Standard LoadBalancer

Because the load balancer in a Kubernetes cluster is managed by the Azure cloud provider, and it may change dynamically (e.g. the public load balancer would be deleted if no services defined with type LoadBalancer), outbound rules are the recommended path if you want to ensure the outbound connectivity for all nodes.

Especially note:

  • In the context of outbound connectivity, a single standalone VM, all the VM’s in an Availability Set, all the instances in a VMSS behave as a group. This means, if a single VM in an Availability Set is associated with a Standard SKU, all VM instances within this Availability Set now behave by the same rules as if they are associated with Standard SKU, even if an individual instance is not directly associated with it.

  • Public IP’s used as instance-level public IP are mutually exclusive with outbound rules.

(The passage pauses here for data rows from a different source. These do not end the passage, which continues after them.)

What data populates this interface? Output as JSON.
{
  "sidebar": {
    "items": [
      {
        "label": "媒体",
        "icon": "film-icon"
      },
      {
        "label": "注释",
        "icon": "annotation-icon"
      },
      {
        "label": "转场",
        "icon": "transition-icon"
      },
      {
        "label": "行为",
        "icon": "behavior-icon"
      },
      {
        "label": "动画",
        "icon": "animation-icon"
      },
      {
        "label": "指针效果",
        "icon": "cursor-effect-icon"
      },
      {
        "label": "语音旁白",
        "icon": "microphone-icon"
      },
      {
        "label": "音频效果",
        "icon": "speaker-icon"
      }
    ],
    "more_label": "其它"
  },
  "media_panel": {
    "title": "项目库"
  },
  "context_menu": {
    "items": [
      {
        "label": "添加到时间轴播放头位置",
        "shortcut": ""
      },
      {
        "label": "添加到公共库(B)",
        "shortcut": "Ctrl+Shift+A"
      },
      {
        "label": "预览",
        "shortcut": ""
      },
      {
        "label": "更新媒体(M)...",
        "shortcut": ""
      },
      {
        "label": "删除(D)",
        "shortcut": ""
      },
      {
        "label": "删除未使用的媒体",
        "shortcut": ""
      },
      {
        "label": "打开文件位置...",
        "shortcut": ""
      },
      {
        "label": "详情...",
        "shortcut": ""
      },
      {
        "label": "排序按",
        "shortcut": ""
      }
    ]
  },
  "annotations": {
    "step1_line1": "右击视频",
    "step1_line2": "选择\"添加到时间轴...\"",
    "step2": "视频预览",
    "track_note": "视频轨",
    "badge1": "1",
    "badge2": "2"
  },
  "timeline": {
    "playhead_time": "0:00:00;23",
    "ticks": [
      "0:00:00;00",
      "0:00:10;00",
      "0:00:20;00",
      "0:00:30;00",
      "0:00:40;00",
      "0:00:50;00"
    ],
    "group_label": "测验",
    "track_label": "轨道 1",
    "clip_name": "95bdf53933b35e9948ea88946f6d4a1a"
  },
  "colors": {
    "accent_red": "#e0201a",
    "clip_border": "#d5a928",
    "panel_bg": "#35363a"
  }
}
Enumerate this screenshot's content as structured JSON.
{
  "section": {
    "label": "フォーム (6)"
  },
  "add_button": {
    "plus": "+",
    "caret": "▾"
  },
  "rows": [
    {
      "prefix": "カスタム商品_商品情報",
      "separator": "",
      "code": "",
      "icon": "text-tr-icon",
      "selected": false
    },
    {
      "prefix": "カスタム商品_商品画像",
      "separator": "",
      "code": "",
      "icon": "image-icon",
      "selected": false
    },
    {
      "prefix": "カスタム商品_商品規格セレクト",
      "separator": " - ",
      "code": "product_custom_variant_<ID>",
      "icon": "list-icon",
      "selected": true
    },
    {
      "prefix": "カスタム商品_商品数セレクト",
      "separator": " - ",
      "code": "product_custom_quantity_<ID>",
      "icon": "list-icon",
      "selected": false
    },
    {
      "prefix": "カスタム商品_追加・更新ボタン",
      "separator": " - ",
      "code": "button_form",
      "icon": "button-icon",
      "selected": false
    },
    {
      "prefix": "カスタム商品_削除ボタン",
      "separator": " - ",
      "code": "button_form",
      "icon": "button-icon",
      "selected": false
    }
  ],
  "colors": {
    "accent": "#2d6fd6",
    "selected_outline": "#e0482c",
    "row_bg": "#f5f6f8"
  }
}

Here is the recommended way to define the outbound rules when using separate provisioning tools:

  • Create a separate IP (or multiple IPs for scale) in a standard SKU for outbound rules. Make use of the allocatedOutboundPorts parameter to allocate sufficient ports for your desired scenario scale.
  • Create a separate pool definition for outbound, and ensure all virtual machines or VMSS virtual machines are in this pool. Azure cloud provider will manage the load balancer rules with another pool, so that provisioning tools and the Azure cloud provider won’t affect each other.
  • Define inbound with load balancing rules and inbound NAT rules as needed, and set disableOutboundSNAT to true on the load balancing rule(s). Don’t rely on the side effect from these rules for outbound connectivity. It makes it messier than it needs to be and limits your options. Use inbound NAT rules to create port forwarding mappings for SSH access to the VM’s rather than burning public IPs per instance.

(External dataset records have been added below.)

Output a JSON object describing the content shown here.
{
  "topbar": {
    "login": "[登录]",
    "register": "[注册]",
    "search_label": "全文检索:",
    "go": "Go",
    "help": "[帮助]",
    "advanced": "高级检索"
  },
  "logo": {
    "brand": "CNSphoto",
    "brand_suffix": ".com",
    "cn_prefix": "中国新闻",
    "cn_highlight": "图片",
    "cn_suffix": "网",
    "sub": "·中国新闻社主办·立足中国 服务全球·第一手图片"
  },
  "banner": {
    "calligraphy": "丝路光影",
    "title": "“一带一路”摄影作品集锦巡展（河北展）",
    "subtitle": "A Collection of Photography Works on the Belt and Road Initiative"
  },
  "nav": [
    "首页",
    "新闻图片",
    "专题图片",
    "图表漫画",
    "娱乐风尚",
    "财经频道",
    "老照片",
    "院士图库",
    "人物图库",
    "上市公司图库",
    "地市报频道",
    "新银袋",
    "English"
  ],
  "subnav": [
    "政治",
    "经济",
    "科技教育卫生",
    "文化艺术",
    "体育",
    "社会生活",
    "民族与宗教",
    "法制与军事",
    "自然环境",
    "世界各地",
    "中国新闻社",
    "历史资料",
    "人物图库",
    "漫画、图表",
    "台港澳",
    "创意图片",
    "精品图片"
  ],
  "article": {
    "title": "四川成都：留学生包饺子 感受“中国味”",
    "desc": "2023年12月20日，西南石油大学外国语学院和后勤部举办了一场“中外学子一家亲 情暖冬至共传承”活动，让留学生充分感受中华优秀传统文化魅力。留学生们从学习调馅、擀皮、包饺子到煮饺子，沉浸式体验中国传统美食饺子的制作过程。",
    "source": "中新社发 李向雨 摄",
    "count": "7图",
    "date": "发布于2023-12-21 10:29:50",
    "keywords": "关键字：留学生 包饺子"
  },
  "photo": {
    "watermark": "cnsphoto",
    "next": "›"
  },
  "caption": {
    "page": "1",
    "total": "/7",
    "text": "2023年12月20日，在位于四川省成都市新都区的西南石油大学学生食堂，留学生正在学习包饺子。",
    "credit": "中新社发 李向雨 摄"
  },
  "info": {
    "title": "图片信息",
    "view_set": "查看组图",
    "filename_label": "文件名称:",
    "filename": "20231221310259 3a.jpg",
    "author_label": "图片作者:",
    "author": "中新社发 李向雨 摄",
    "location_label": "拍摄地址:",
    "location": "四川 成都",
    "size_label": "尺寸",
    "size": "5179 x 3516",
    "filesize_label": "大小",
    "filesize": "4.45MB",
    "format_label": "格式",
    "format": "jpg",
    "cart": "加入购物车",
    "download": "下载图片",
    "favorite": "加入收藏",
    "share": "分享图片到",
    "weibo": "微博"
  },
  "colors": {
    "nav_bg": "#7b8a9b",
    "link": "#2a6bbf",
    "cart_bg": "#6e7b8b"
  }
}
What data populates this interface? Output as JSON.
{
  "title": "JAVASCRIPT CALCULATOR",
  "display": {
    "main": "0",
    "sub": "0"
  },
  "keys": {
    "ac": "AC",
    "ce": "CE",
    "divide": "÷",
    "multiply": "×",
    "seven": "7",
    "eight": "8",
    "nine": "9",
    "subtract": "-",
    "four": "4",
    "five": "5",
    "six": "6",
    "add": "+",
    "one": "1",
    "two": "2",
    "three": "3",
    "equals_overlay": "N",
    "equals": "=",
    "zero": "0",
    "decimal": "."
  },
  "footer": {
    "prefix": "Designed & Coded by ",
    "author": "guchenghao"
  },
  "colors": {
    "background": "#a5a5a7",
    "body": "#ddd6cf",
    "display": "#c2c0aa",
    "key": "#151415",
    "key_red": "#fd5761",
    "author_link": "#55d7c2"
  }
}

Exclude nodes from the load balancer

Excluding nodes from Azure LoadBalancer is supported since v1.20.0.

The kubernetes controller manager supports excluding nodes from the load balancer backend pools by enabling the feature gate ServiceNodeExclusion. To exclude nodes from Azure LoadBalancer, label node.kubernetes.io/exclude-from-external-load-balancers=true should be added to the nodes.

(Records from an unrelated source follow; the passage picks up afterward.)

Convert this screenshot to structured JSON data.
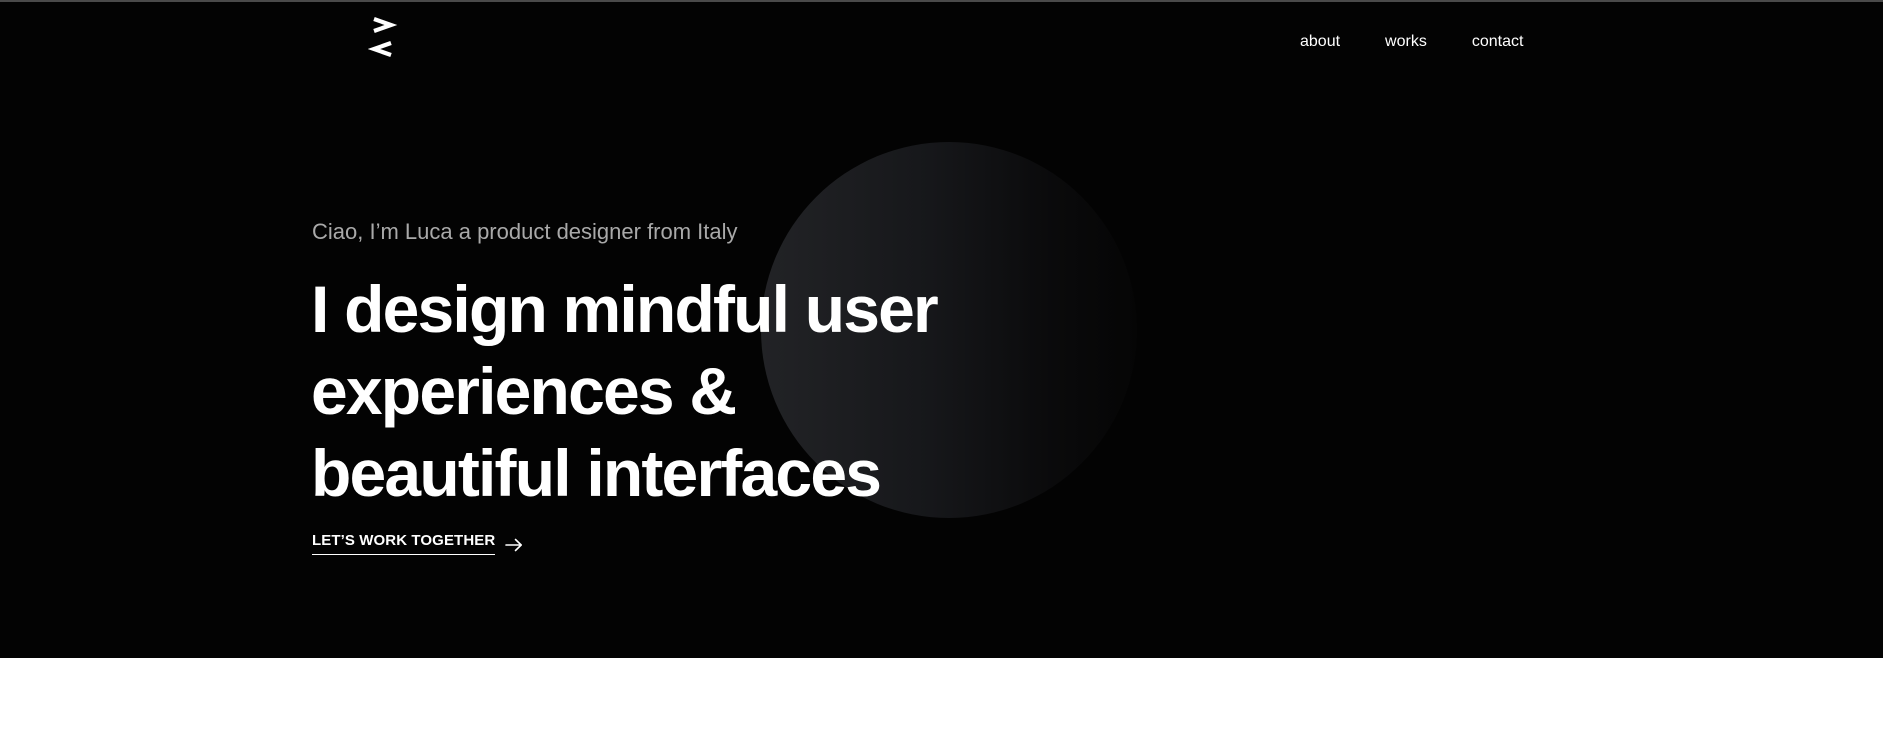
{
  "colors": {
    "hero_background": "#030303",
    "text_primary": "#ffffff",
    "text_secondary": "#a9a9a9",
    "page_background": "#ffffff",
    "circle_gradient_start": "#222326",
    "circle_gradient_end": "#050505"
  },
  "header": {
    "logo_icon": "chevron-logo-icon",
    "nav": [
      {
        "label": "about"
      },
      {
        "label": "works"
      },
      {
        "label": "contact"
      }
    ]
  },
  "hero": {
    "greeting": "Ciao, I’m Luca a product designer from Italy",
    "headline_lines": [
      "I design mindful user",
      "experiences &",
      "beautiful interfaces"
    ],
    "cta": {
      "label": "LET’S WORK TOGETHER",
      "icon": "arrow-right-icon"
    }
  }
}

  1. To use the feature, the feature gate ServiceNodeExclusion should be on (enabled by default since its beta on v1.19).

  2. The labeled nodes would be excluded from the LB in the next LB reconcile loop, which needs one or more LB typed services to trigger. Basically, users could trigger the update by creating a service. If there are one or more LB typed services existing, no extra operations are needed.

  3. To re-include the nodes, just remove the label and the update would be operated in the next LB reconcile loop.

Using SCTP

SCTP protocol services are only supported on internal standard LoadBalancer, hence annotation service.beta.kubernetes.io/azure-load-balancer-internal: "true" should be added to SCTP protocol services. See below for an example:

apiVersion: v1
kind: Service
metadata:
  name: sctpservice
  annotations:
    service.beta.kubernetes.io/azure-load-balancer-internal: "true"
spec:
  type: LoadBalancer
  selector:
    app: sctpserver
  ports:
    - name: sctpserver
      protocol: SCTP
      port: 30102
      targetPort: 30102

Load balancer limits

The limits of the load balancer related resources are listed below:

Standard Load Balancer

ResourceLimit
Load balancers1,000
Rules per resource1,500
Rules per NIC (across all IPs on a NIC)300
Frontend IP configurations600
Backend pool size1,000 IP configurations, single virtual network
Backend resources per Load Balancer150
High-availability ports1 per internal frontend
Outbound rules per Load Balancer600
Load Balancers per VM2 (1 Public and 1 internal)

The limit is up to 150 resources, in any combination of standalone virtual machine resources, availability set resources, and virtual machine scale-set placement groups.

Basic Load Balancer

ResourceLimit
Load balancers1,000
Rules per resource250
Rules per NIC (across all IPs on a NIC)300
Frontend IP configurations200
Backend pool size300 IP configurations, single availability set
Availability sets per Load Balancer1
Load Balancers per VM2 (1 Public and 1 internal)

There is a restriction of 300 rules per NIC, hence for single SLB mode 300 services are allowed at most. If more services are required, try to enable multiple SLBs.